Sorte de quem escreve o mesmo texto a vida inteira. O tempo é
um funcionário público cuja repartição é o Caos. O tempo, diferente das amantes
que somem no meio da noite, nunca sacou o batom rosa-choque e escreveu uma balada
de despedida no espelho do banheiro. O tempo não sabe de cor nenhuma canção do
Bob Dylan. O tempo nunca leu Os Irmãos Karamázov sentado no último banco do
último ônibus Natal-João Pessoa. O tempo nos levou à cruz, mas também foi a mão
invisível e pesada que nos trouxe ao mundo. Meia dúzia de milhões o chamam de
Deus. Outros, em vão, tentam relativizá-lo. Semana passada, ganhei um aquário.
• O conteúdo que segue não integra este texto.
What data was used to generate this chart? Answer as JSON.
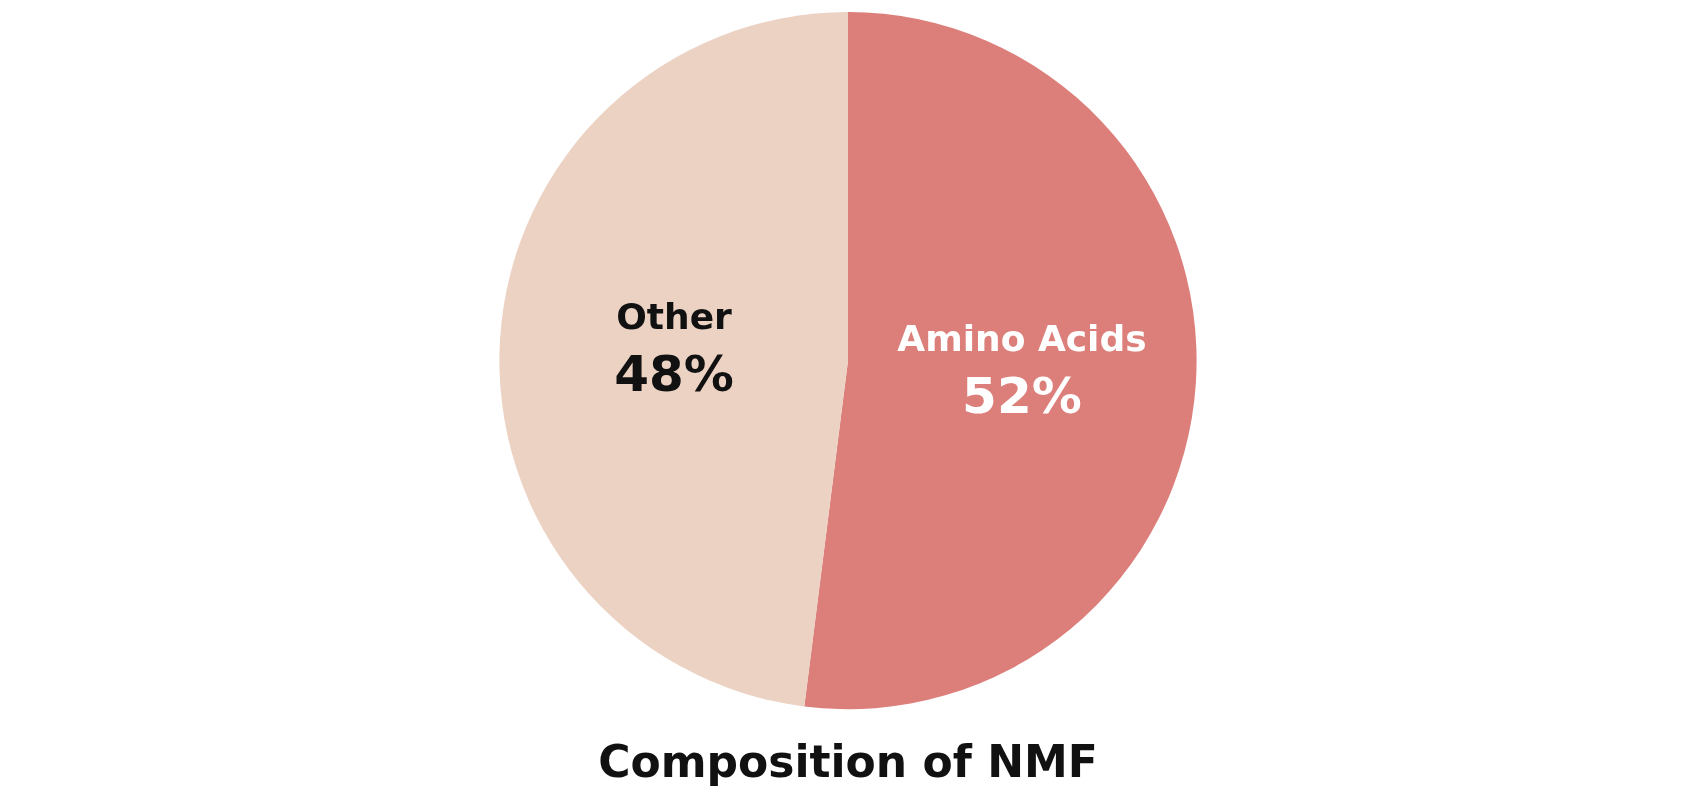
{
  "chart_data": {
    "type": "pie",
    "title": "Composition of NMF",
    "categories": [
      "Amino Acids",
      "Other"
    ],
    "values": [
      52,
      48
    ],
    "colors": [
      "#dc7f7a",
      "#ecd2c3"
    ],
    "value_labels": [
      "52%",
      "48%"
    ]
  }
}
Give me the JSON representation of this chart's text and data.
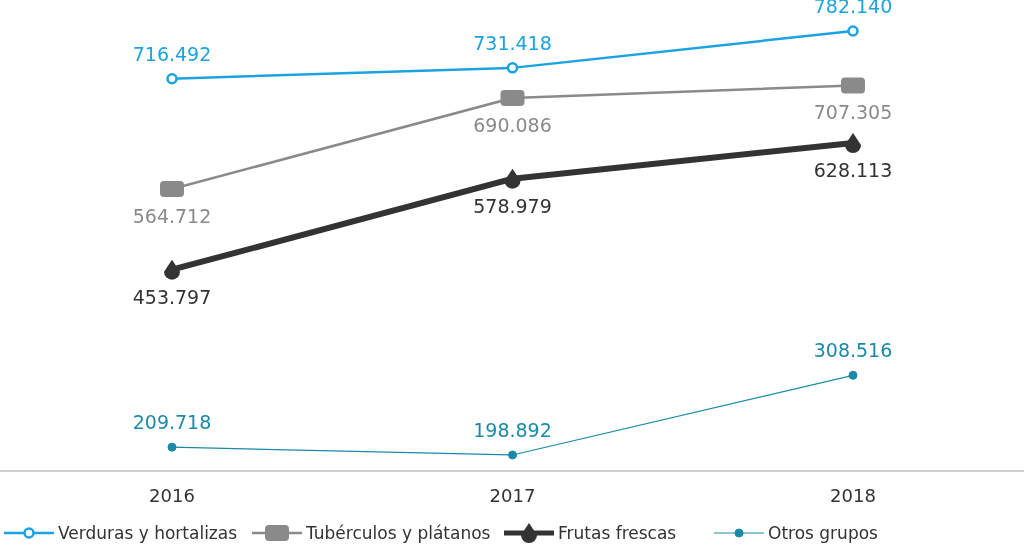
{
  "chart_data": {
    "type": "line",
    "categories": [
      "2016",
      "2017",
      "2018"
    ],
    "legend": "bottom",
    "series": [
      {
        "name": "Verduras y hortalizas",
        "color": "#1aa3e0",
        "marker": "circle",
        "values": [
          716492,
          731418,
          782140
        ],
        "value_labels": [
          "716.492",
          "731.418",
          "782.140"
        ]
      },
      {
        "name": "Tubérculos y plátanos",
        "color": "#8a8a8a",
        "marker": "square",
        "values": [
          564712,
          690086,
          707305
        ],
        "value_labels": [
          "564.712",
          "690.086",
          "707.305"
        ]
      },
      {
        "name": "Frutas frescas",
        "color": "#333333",
        "marker": "diamond",
        "values": [
          453797,
          578979,
          628113
        ],
        "value_labels": [
          "453.797",
          "578.979",
          "628.113"
        ]
      },
      {
        "name": "Otros grupos",
        "color": "#1a8aa8",
        "marker": "circle",
        "values": [
          209718,
          198892,
          308516
        ],
        "value_labels": [
          "209.718",
          "198.892",
          "308.516"
        ]
      }
    ]
  }
}
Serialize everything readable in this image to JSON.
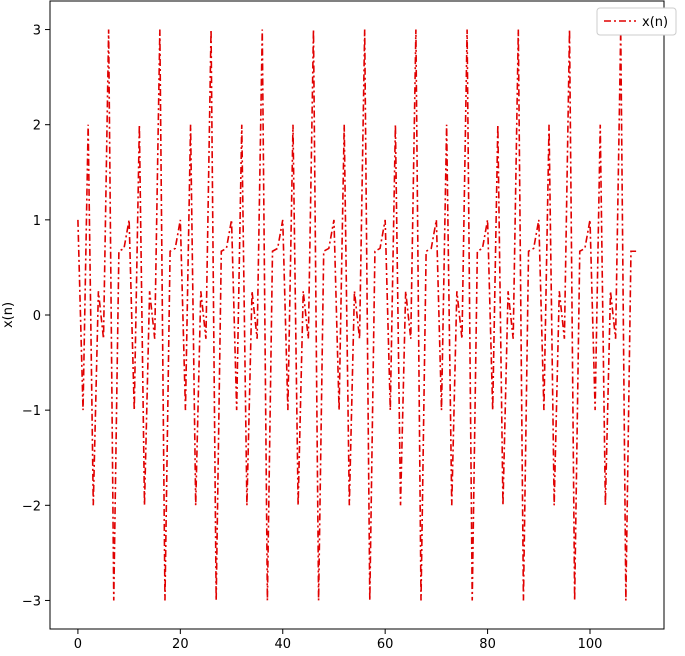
{
  "chart_data": {
    "type": "line",
    "title": "",
    "xlabel": "",
    "ylabel": "x(n)",
    "xlim": [
      -5.45,
      114.45
    ],
    "ylim": [
      -3.3,
      3.3
    ],
    "xticks": [
      0,
      20,
      40,
      60,
      80,
      100
    ],
    "yticks": [
      -3,
      -2,
      -1,
      0,
      1,
      2,
      3
    ],
    "xtick_labels": [
      "0",
      "20",
      "40",
      "60",
      "80",
      "100"
    ],
    "ytick_labels": [
      "−3",
      "−2",
      "−1",
      "0",
      "1",
      "2",
      "3"
    ],
    "grid": false,
    "legend_position": "top-right",
    "line_style": "dash-dot",
    "series": [
      {
        "name": "x(n)",
        "color": "#e00000",
        "x": [
          0,
          1,
          2,
          3,
          4,
          5,
          6,
          7,
          8,
          9,
          10,
          11,
          12,
          13,
          14,
          15,
          16,
          17,
          18,
          19,
          20,
          21,
          22,
          23,
          24,
          25,
          26,
          27,
          28,
          29,
          30,
          31,
          32,
          33,
          34,
          35,
          36,
          37,
          38,
          39,
          40,
          41,
          42,
          43,
          44,
          45,
          46,
          47,
          48,
          49,
          50,
          51,
          52,
          53,
          54,
          55,
          56,
          57,
          58,
          59,
          60,
          61,
          62,
          63,
          64,
          65,
          66,
          67,
          68,
          69,
          70,
          71,
          72,
          73,
          74,
          75,
          76,
          77,
          78,
          79,
          80,
          81,
          82,
          83,
          84,
          85,
          86,
          87,
          88,
          89,
          90,
          91,
          92,
          93,
          94,
          95,
          96,
          97,
          98,
          99,
          100,
          101,
          102,
          103,
          104,
          105,
          106,
          107,
          108,
          109
        ],
        "y": [
          1,
          -1,
          2,
          -2,
          0.25,
          -0.25,
          3,
          -3,
          0.67,
          0.7,
          1,
          -1,
          2,
          -2,
          0.25,
          -0.25,
          3,
          -3,
          0.67,
          0.7,
          1,
          -1,
          2,
          -2,
          0.25,
          -0.25,
          3,
          -3,
          0.67,
          0.7,
          1,
          -1,
          2,
          -2,
          0.25,
          -0.25,
          3,
          -3,
          0.67,
          0.7,
          1,
          -1,
          2,
          -2,
          0.25,
          -0.25,
          3,
          -3,
          0.67,
          0.7,
          1,
          -1,
          2,
          -2,
          0.25,
          -0.25,
          3,
          -3,
          0.67,
          0.7,
          1,
          -1,
          2,
          -2,
          0.25,
          -0.25,
          3,
          -3,
          0.67,
          0.7,
          1,
          -1,
          2,
          -2,
          0.25,
          -0.25,
          3,
          -3,
          0.67,
          0.7,
          1,
          -1,
          2,
          -2,
          0.25,
          -0.25,
          3,
          -3,
          0.67,
          0.7,
          1,
          -1,
          2,
          -2,
          0.25,
          -0.25,
          3,
          -3,
          0.67,
          0.7,
          1,
          -1,
          2,
          -2,
          0.25,
          -0.25,
          3,
          -3,
          0.67,
          0.67
        ]
      }
    ]
  }
}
Comprei três peixes e um mergulhador de plástico. Ah, se eu pudesse alimentar
os peixes do aquário da sala com o tempo desperdiçado. Oh, se o mergulhador de
plástico preso ao universo não definido do minúsculo aquário fosse capaz de uma
poesia. Urge o envio de duas garrafas de cachaça via sedex para um velho amigo,
uma de minhas setenta e sete promessas pendentes. Urge terminar o livro que há dois
anos e cem mil palavras depois me persegue pelas esquinas. O livro que está nos
lábios rachados das mulheres goianas. O livro que me acompanha à tarde, à
noite, e à madrugada violenta ele bebe e fuma e canta como se o mundo fosse
apenas ele e seu gosto musical. O Nordeste, vocês não sabem?, é um estado de
espírito hipnotizante e brutal. Cada parágrafo de meu livro é um amigo esquecido.
Cada capítulo é um amor sepultado numa geleira de sol e calor, fome e delírio. Pirangi,
Cotovelo & Ponta Negra: essas são as putas que tentaram me afogar e fracassaram.
Se há um bonde chamado desejo, há uma praia chamada desolação. O egoísmo, certamente,
é o único vício do qual ainda não me recuperei.